Which brings us to revelations that appeared over the weekend, and the latest news about the government’s increasingly brutal welfare-to-work drive. Thanks to research by Corporate Watch and an article in the Observer, we know that the private companies involved in the government’s Work Programme have been pushing for unbelievable numbers of people to have their benefits cut, aiming at figures that even the ever-more stringent Jobcentre Plus regime has refused to sign off. Meanwhile, there’s a clear sense that in the context of a flatlining economy, the Work Programme’s targets – indeed, its entire logic – are proving impossible: the scheme’s core presumptions were based on economic growth of over 2%, and a revived job market. Given their non-appearance, the companies involved look they’re getting desperate, and in the absence of any convincing carrot, frantically reaching for the stick.

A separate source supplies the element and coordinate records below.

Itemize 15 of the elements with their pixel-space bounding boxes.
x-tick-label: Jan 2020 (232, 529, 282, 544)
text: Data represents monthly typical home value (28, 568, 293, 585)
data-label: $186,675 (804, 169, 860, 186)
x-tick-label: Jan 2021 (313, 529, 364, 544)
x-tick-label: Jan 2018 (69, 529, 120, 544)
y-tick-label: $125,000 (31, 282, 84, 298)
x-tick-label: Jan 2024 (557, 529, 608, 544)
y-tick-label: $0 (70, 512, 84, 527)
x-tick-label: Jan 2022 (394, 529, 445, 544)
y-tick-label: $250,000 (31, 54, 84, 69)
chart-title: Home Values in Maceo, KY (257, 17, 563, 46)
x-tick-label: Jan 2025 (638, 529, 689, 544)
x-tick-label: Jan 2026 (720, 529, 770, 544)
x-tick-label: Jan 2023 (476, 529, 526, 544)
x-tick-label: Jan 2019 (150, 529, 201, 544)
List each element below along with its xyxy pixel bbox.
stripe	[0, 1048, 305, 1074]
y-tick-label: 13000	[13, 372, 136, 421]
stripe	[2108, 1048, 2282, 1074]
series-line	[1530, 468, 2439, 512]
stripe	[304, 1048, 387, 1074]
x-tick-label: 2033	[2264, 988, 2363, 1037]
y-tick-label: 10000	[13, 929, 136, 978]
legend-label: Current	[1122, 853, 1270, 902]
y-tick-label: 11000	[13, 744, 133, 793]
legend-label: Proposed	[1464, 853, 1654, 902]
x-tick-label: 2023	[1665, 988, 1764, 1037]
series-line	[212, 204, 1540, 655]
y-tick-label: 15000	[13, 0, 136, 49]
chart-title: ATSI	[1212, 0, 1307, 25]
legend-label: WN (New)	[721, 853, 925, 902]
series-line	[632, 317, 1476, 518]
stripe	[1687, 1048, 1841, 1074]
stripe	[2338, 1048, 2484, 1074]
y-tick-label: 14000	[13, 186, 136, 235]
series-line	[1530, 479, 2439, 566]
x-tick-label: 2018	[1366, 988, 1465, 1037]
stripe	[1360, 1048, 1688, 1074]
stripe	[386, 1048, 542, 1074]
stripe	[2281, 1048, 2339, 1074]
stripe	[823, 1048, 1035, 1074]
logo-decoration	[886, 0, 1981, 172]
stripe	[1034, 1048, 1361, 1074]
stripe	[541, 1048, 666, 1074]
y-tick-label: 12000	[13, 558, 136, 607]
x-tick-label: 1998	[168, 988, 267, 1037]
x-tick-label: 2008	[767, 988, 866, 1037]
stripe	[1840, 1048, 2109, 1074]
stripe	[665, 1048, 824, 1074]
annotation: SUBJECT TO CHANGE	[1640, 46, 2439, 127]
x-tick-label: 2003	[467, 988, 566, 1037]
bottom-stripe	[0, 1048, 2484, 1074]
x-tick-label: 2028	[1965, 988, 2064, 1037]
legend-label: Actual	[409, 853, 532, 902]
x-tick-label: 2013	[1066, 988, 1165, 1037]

In the context of the firms’ returns, all this leaves an impossibly nasty taste. The best example is the welfare-to-work outfit A4e. This year, it has been blitzed with all those allegations of fraud; I’ve also reported on allegations of a “champagne culture”, company events held in upscale foreign locations, and the dizzying lifestyle led by its former chair and public face, Emma Harrison, who last year paid herself a dividend of £8.6m. And what apparently lies at the heart of all this opulence, and the activities of a firm that claims to be “social purpose company” with “one sole aim, to improve people’s lives around the world”? Over six months, 10,000 requests were made for its “customers” to have their benefits cut, of which only 3,000 were granted by Jobcentre Plus. Similar statistics for other companies abound: Working Links referred nearly 12,000 cases for sanctions, Serco managed just over 9,000, and G4s came in at 7,780. Such is the upshot of the stock warning that appears on most of the correspondence sent to Work Programme participants: “If you do not attend this appointment, your benefits could be affected.” And how.
This is yet another one of those stories that come with a head-spinning sense of how much Britain has changed, under this government and its predecessor. Rewind 15 years, and imagine the spectacle of hugely profitable private firms pushing for thousands of people to be propelled into borderline destitution: the result would have been acres of coverage, and molten anger. And now? Even backbench Lib Dems are predictably silent, and Labour restricts its criticisms of a system it invented to technocratic hand-wringing, focused not on any kind of moral outrage, but whether everything’s working, and how much it all might cost (“Chaos at DWP is stalling the government’s reforms … the welfare bill is going through the roof” was the response to Cameron’s welfare proposals of Liam Byrne, a man for whom the adjective “blank” might have been invented). Even the trade unions are bizarrely quiet. The reality is something to which mainstream politics cannot admit, and which bumps up against a cross-party accent on welfare being the last resort of malingerers: that people are living in fear and going hungry, and a cold state machine seems to have been designed to put them there.
Now, incidentally, we hear word that plenty of police officers are of the opinion that last year’s riots could easily be repeated. One hesitates, of course, to be alarmist. But as more and more people feel the cruelties of a policy that makes no sense – that people must be kicked into work, even if jobs don’t exist – has anyone considered that the two things might be connected?